Recent literature reports showed a change in using ORIF in fracture stablilization (Hardt and Gottsauner, 1993; Davison et al., 2001; Anderson, 1995; Nixon and Lowey, 1990). The risks of facial growth disturbance in ORIF has not been supported (Norholt et al., 1993). The potential damage to tooth roots and follicles can be minimized with a careful technique which places bicortical screws in the lower mandibular border with monocortical screws placed in more superior plates (Davison et al., 2001; Nixon and Lowey, 1990). In our study, the use of one microplate with 1.5 monocortical screws at the inferior border of the mandible with a dental tension band appeared to maximize the advantages of an ORIF technique without any risk of injuring the teeth buds and without affecting the stability of the fracture fixation. The undisturbed stability of the fractured segments although fixed by microplates could be explained by understanding that fracture healing is a dynamic process in which masticatory forces are slowly intensifying and increasingly carried by the healing bone (Feller et al., 2002).
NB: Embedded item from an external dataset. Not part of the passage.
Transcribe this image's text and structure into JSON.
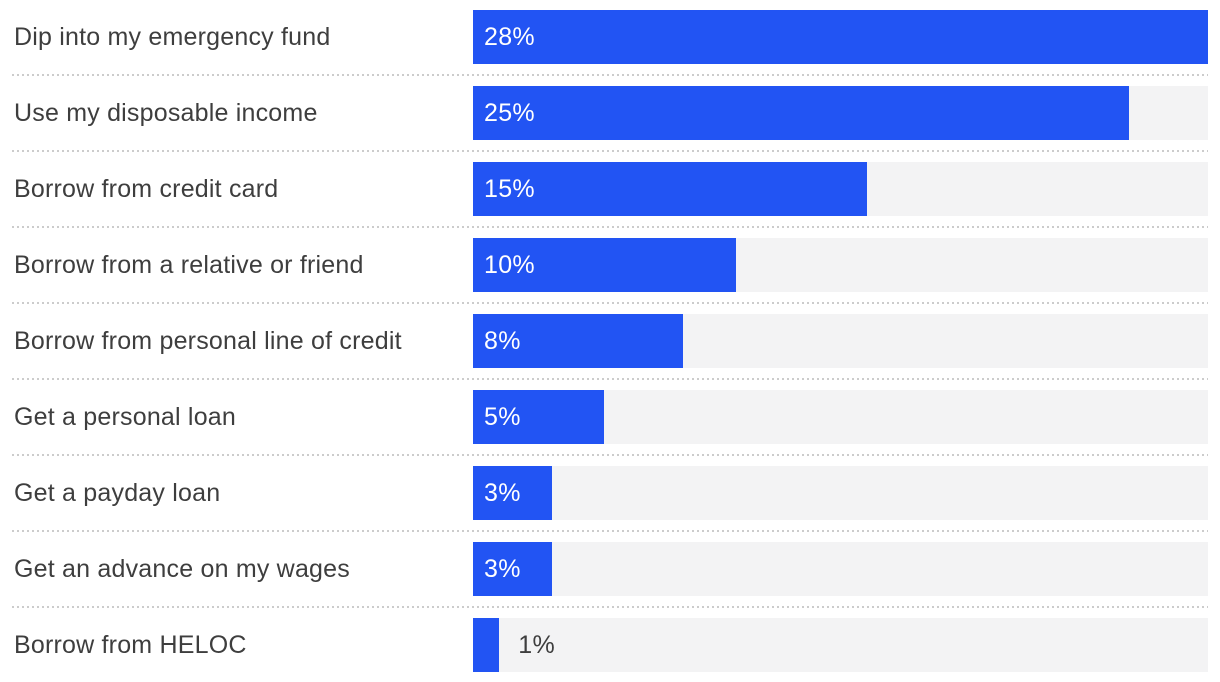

Many cases were reported in which metal depositions were found in the direct neighborhood of titanium microplates and miniplates or in peripheral organs following osteosynthesis. Size and amount of osteosynthesis material used should therefore be minimized as much as possible. The general rule in surgery, namely that “as little alloplastic material as possible but as much as necessary” should therefore be applied here as well (Feller et al., 2002; Joursenson et al., 1997; Rosenberg et al., 1993). According to this, we believe that in our study, we used the least amount of titanium by using one microplate at the inferior border and used only dental traction band instead of using 2nd plate for traction, without losing the required stability needed for fracture healing and decreased the risk of injury to the roots or teeth buds.

5. Conclusions

Using one microplate with 1.5 monocortical screws and dental tension band appeared adequate for the fixation of pediatric mandibular fractures. The procedure had the benefits of decreasing the amount of titanium used, decreasing the risk of injury of the roots and teeth buds, and decreasing the cost and time of surgery.